So, we have some publishers in our department who have a passion for interlinking their MS Office documents (Word and Excel mainly) with relative hyperlinks. Then they publish them on our intranet website.
EDIT - I'm clarifying the issue cause the two answers missed the point.
In Excel and other Office documents, the hyperlinks are relatively pathed, and they do not include any explicit protocol.
When opened from the file system (Windows Explorer) these paths work (as expected).
When a hyperlink to this document is selected from a webpage, all browsers prompt the user to Open or Save the file.

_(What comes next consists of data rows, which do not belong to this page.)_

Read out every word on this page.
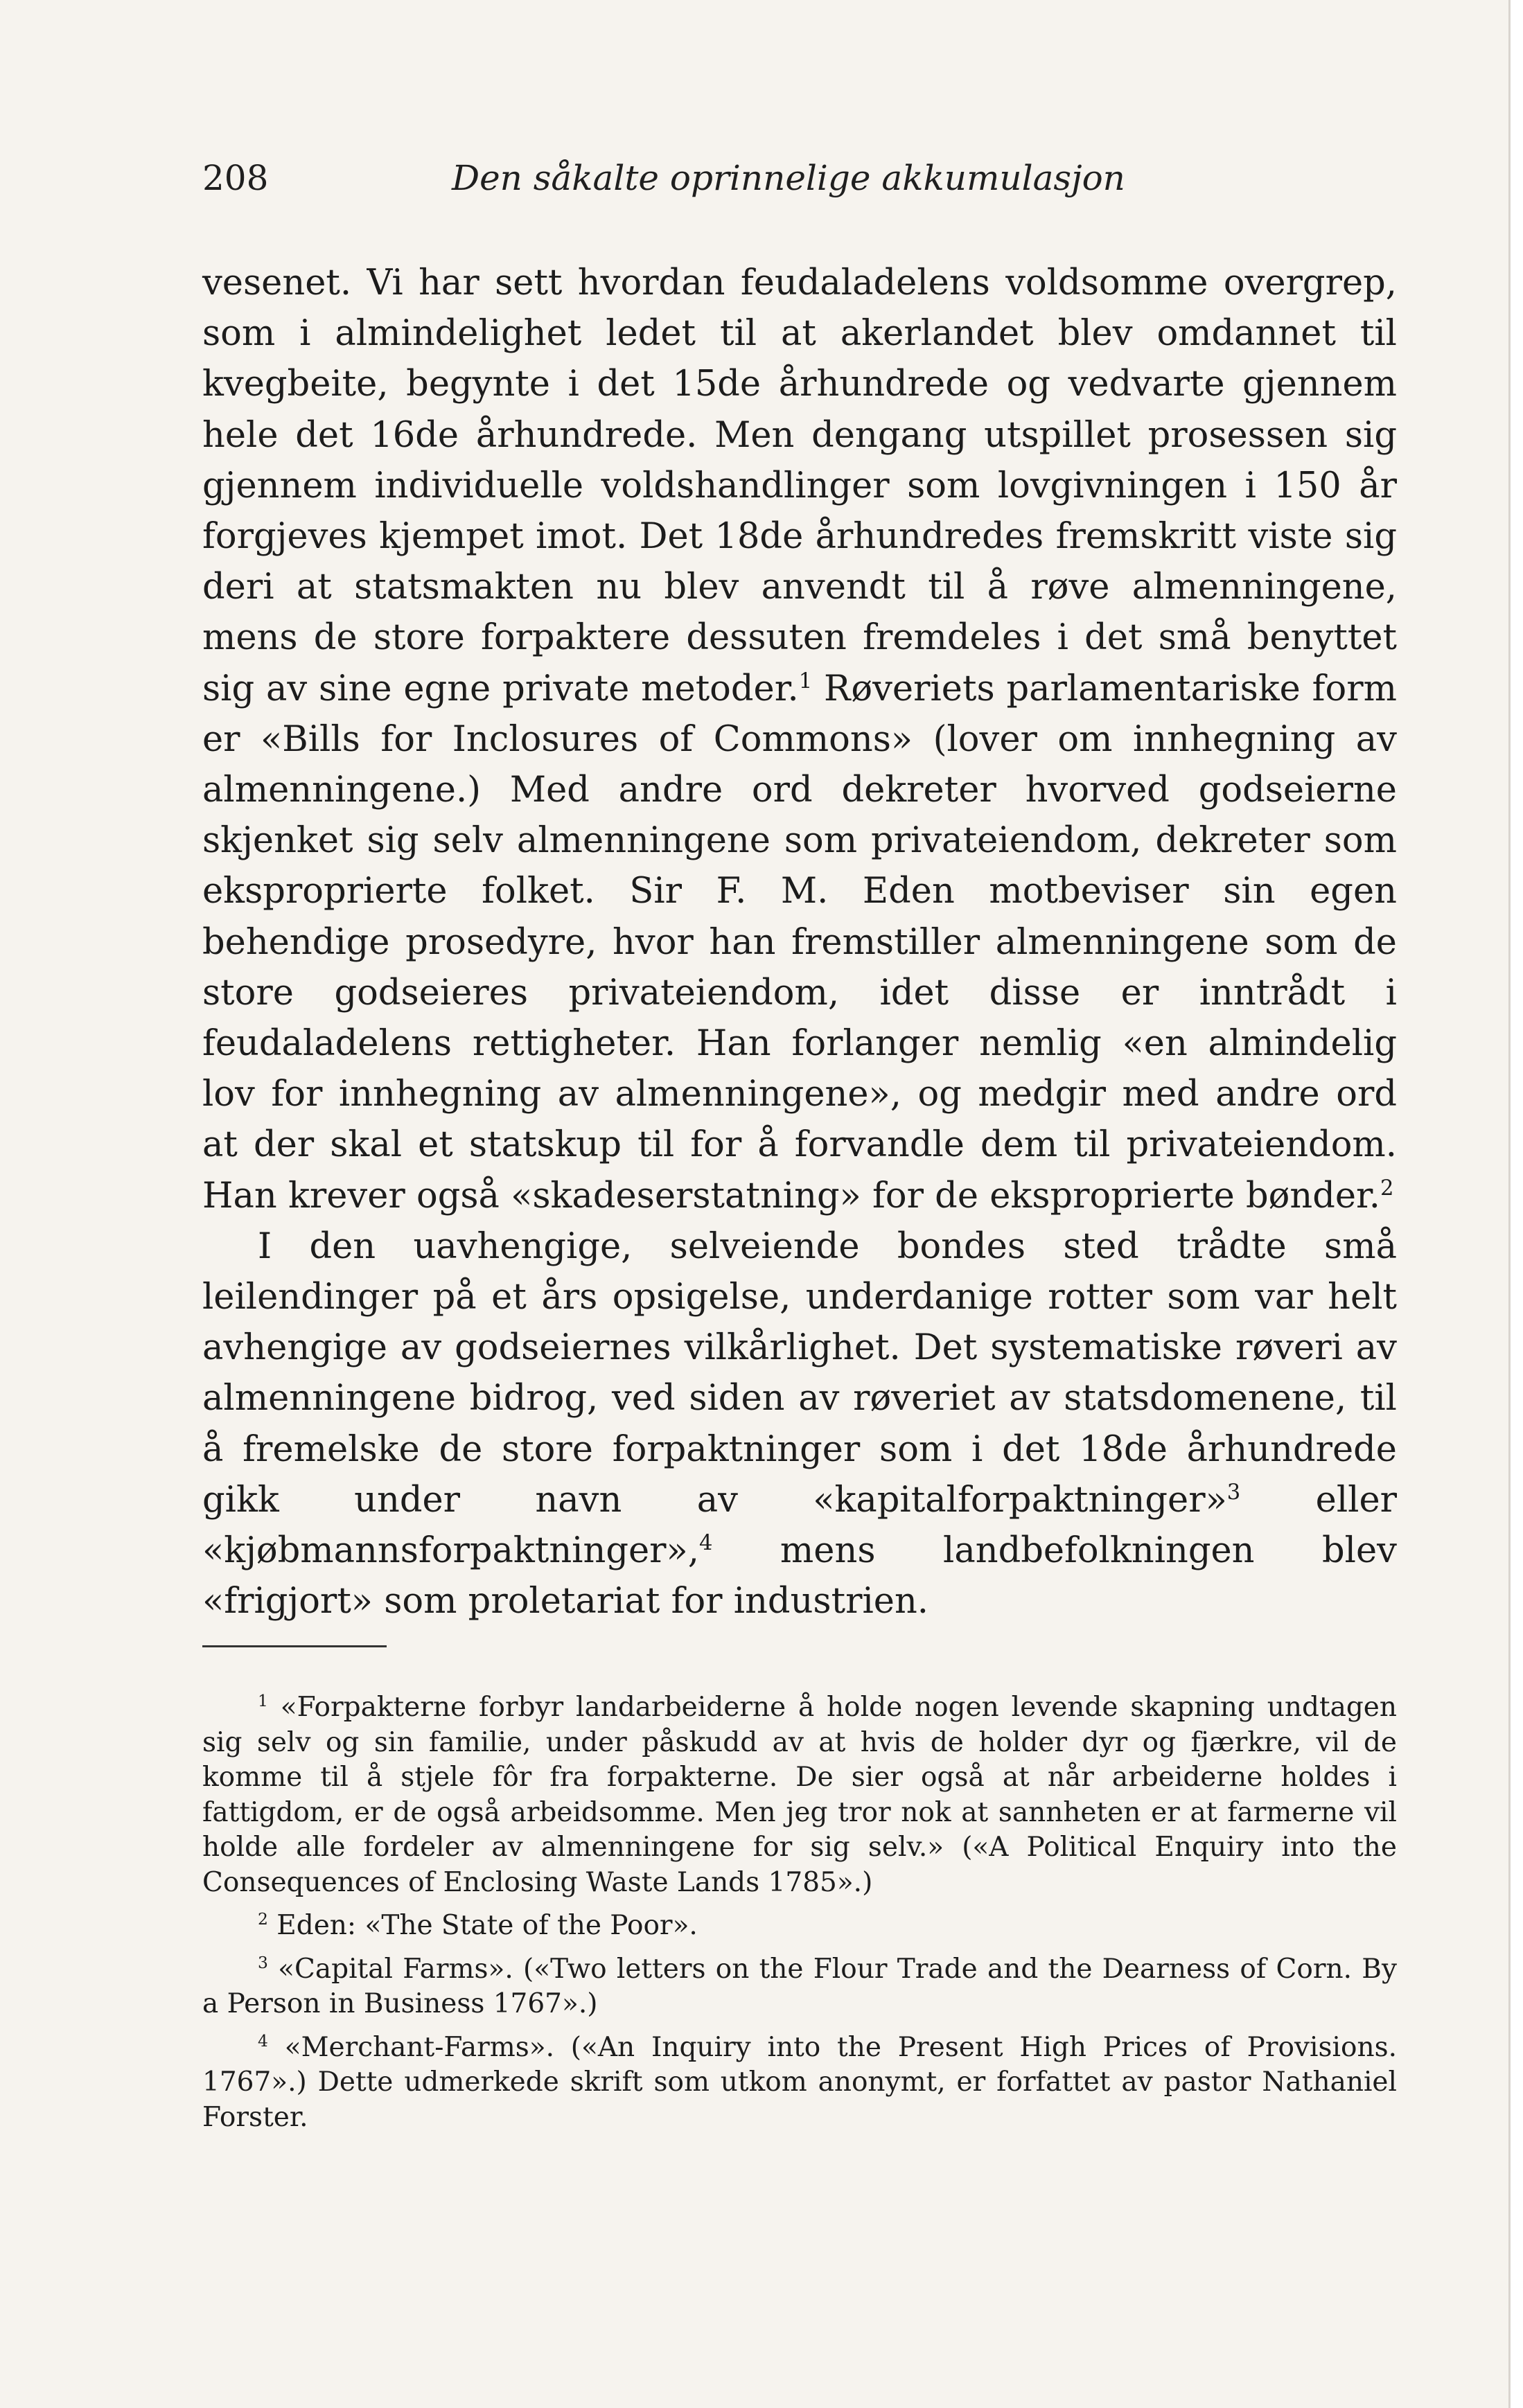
208	Den såkalte oprinnelige akkumulasjon

vesenet. Vi har sett hvordan feudaladelens voldsomme overgrep, som i almindelighet ledet til at akerlandet blev omdannet til kvegbeite, begynte i det 15de århundrede og vedvarte gjennem hele det 16de århundrede. Men dengang utspillet prosessen sig gjennem individuelle voldshandlinger som lovgivningen i 150 år forgjeves kjempet imot. Det 18de århundredes fremskritt viste sig deri at statsmakten nu blev anvendt til å røve almenningene, mens de store forpaktere dessuten fremdeles i det små benyttet sig av sine egne private metoder.$^1$ Røveriets parlamentariske form er «Bills for Inclosures of Commons» (lover om innhegning av almenningene.) Med andre ord dekreter hvorved godseierne skjenket sig selv almenningene som privateiendom, dekreter som eksproprierte folket. Sir F. M. Eden motbeviser sin egen behendige prosedyre, hvor han fremstiller almenningene som de store godseieres privateiendom, idet disse er inntrådt i feudaladelens rettigheter. Han forlanger nemlig «en almindelig lov for innhegning av almenningene», og medgir med andre ord at der skal et statskup til for å forvandle dem til privateiendom. Han krever også «skadeserstatning» for de eksproprierte bønder.$^2$

I den uavhengige, selveiende bondes sted trådte små leilendinger på et års opsigelse, underdanige rotter som var helt avhengige av godseiernes vilkårlighet. Det systematiske røveri av almenningene bidrog, ved siden av røveriet av statsdomenene, til å fremelske de store forpaktninger som i det 18de århundrede gikk under navn av «kapitalforpaktninger»$^3$ eller «kjøbmannsforpaktninger»,$^4$ mens landbefolkningen blev «frigjort» som proletariat for industrien.

$^1$ «Forpakterne forbyr landarbeiderne å holde nogen levende skapning undtagen sig selv og sin familie, under påskudd av at hvis de holder dyr og fjærkre, vil de komme til å stjele fôr fra forpakterne. De sier også at når arbeiderne holdes i fattigdom, er de også arbeidsomme. Men jeg tror nok at sannheten er at farmerne vil holde alle fordeler av almenningene for sig selv.» («A Political Enquiry into the Consequences of Enclosing Waste Lands 1785».)

$^2$ Eden: «The State of the Poor».

$^3$ «Capital Farms». («Two letters on the Flour Trade and the Dearness of Corn. By a Person in Business 1767».)

$^4$ «Merchant-Farms». («An Inquiry into the Present High Prices of Provisions. 1767».) Dette udmerkede skrift som utkom anonymt, er forfattet av pastor Nathaniel Forster.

In all cases I am discussing here, the user is clicking "Open".
In Firefox, Chrome, and Opera, the Excel application is opened, and the relative links now use the
file://protocol and attempt to relative path from the cached copy. They are broken as expected, as the linked files do not exist in cache.
However, when opened from the Internet Explorer browser, the Excel client is launched, but floating over the hyperlinks, they are fully qualified addresses using the
http://protocol, as if the file was being served up by IIS like a web page.
So yes... it is something about the Micrsoft products (IIS, IE, and/or Office) and how they work together.
My question is How and Why would Excel be able to map the relatively pathed hyperlinks within itself to the fully qualified web address of where it was linked from?